5. The Gift Economy as the Economy of Embeddedness 

This can be expressed in the following set of principles: 

  •  The material economy is embedded in the moral economy. 
  •  The physical is embedded in the spiritual.
  • The technical is embedded in the ethical.
  •  The market is embedded in the cultural.
  •  Economy is embedded in ecology.
  • Commercial exchange is embedded in social exchange.
  • The individual is embedded in the communal.
  •  Self interest is embedded in public interest.
  •  The short-term is embedded in the long-term.
  •  The temporal is embedded in the eternal.
  •  The sectoral is embedded in the total.
  •  Financial returns are embedded in social returns.
  •  The ideal is embedded in the real.
  •  The financial sector is embedded in the real sector.
  • Personal good is embedded in the common good.
  •  The means of exchange are embedded in the ends of exchange

6. Some Salient Ethical Elements of Gifting

  • raḥmah = mercy, compassion
  • ‘adl = justice, equity, fairness
  • shukr = gratitude, appreciation
  • iḥsān = generosity, magnanimity
  • tawāzun= moderation, balance
  • ta‘affuf = temperance
  • amānah = responsibility, accountability
  • khilāfah = trusteeship, stewardship
  • zuhd = abstinence, detachment
  • qanā‘ah = contentment
  • kifāyah = sufficiency
  • ta‘āwun = cooperation, solidarity
  • nuṣḥ = good counsel, transparency
  • tasāwī, mumāthalah = equivalence, equity.

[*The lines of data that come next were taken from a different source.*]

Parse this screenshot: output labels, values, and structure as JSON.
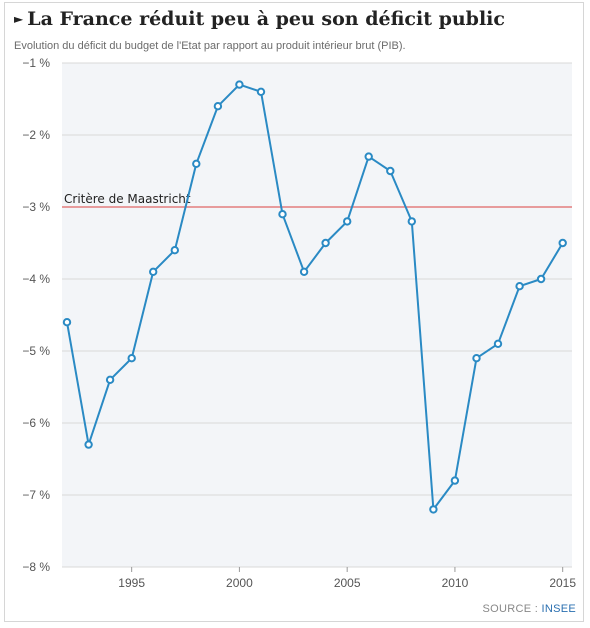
{
  "title": "La France réduit peu à peu son déficit public",
  "subtitle": "Evolution du déficit du budget de l'Etat par rapport au produit intérieur brut (PIB).",
  "source_label": "SOURCE :",
  "source_name": "INSEE",
  "colors": {
    "line": "#2a8ac4",
    "reference": "#e06666",
    "grid": "#d9d9d9",
    "background": "#f3f5f8"
  },
  "chart_data": {
    "type": "line",
    "title": "La France réduit peu à peu son déficit public",
    "xlabel": "",
    "ylabel": "",
    "x_ticks": [
      1995,
      2000,
      2005,
      2010,
      2015
    ],
    "y_ticks": [
      -1,
      -2,
      -3,
      -4,
      -5,
      -6,
      -7,
      -8
    ],
    "y_tick_labels": [
      "−1 %",
      "−2 %",
      "−3 %",
      "−4 %",
      "−5 %",
      "−6 %",
      "−7 %",
      "−8 %"
    ],
    "xlim": [
      1992,
      2015.2
    ],
    "ylim": [
      -8,
      -1
    ],
    "grid": true,
    "annotation": {
      "label": "Critère de Maastricht",
      "y": -3
    },
    "series": [
      {
        "x": [
          1992,
          1993,
          1994,
          1995,
          1996,
          1997,
          1998,
          1999,
          2000,
          2001,
          2002,
          2003,
          2004,
          2005,
          2006,
          2007,
          2008,
          2009,
          2010,
          2011,
          2012,
          2013,
          2014,
          2015
        ],
        "values": [
          -4.6,
          -6.3,
          -5.4,
          -5.1,
          -3.9,
          -3.6,
          -2.4,
          -1.6,
          -1.3,
          -1.4,
          -3.1,
          -3.9,
          -3.5,
          -3.2,
          -2.3,
          -2.5,
          -3.2,
          -7.2,
          -6.8,
          -5.1,
          -4.9,
          -4.1,
          -4.0,
          -3.5
        ]
      }
    ]
  }
}
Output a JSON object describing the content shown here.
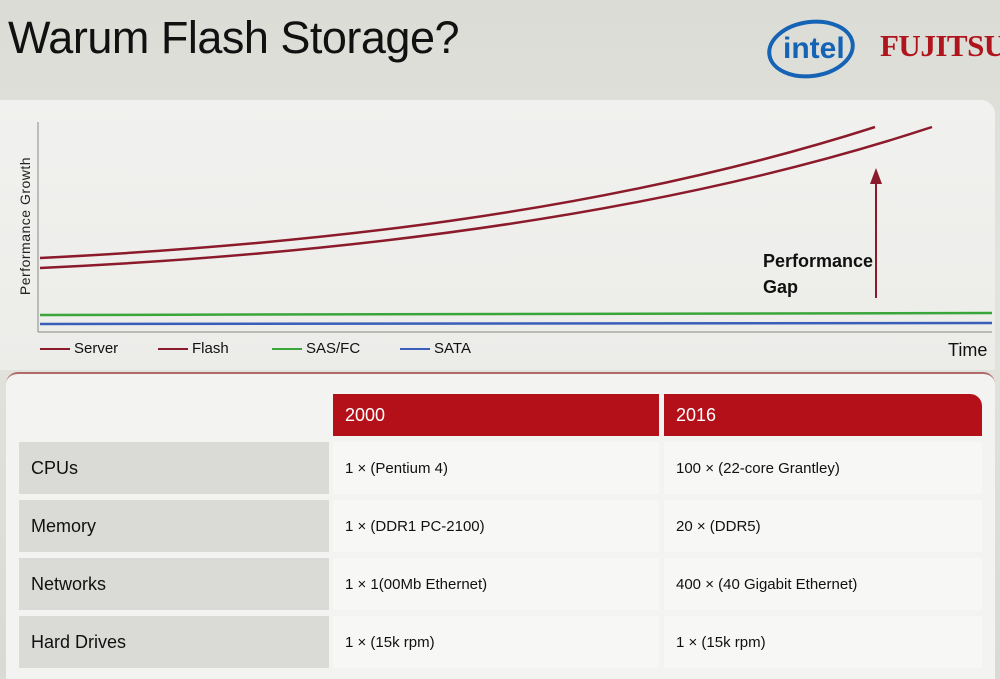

7. Operationalising the Islamic Gift Economy

The Islamic Gift Economy is operationalised through educational and training programs; through creating the appropriate enabling social, commercial and legal structures; and through initiating pilot projects on the ground for re-empowering local economic resilience and to provide proofs of concepts; and all these are facilitated through strategic collaboration with like-minded policy makers, professionals, non- govermental organizations, state agencies, community leaders, intellectuals, scholars, activists, business people and researchers, including ʿulama (scholars), fuqahaʾ (jurists), shuyūkh (elders), imāms (community leaders) and muftīs (community jurisconsults), and both religious and civic leaders in general. 

8. Conclusion 

Since the 2007-2008 (and still ongoing) credit crunch, which has caused a lot of hardship to many communities across the globe, many thinking and conscientious intellectuals and scholars in the East and West are working very hard to work out in theory and in practice long-term systemic solutions for redirecting the economy to serve concrete, flesh and blood people and communities rather than faceless, impersonal, abstract profit-maximizing banks and corporations. The Islamic Gift Economy can be read as a real, positive and viable Muslim contribution towards realising those long term solutions for the common good of all humanity and all life on earth, āmīn!.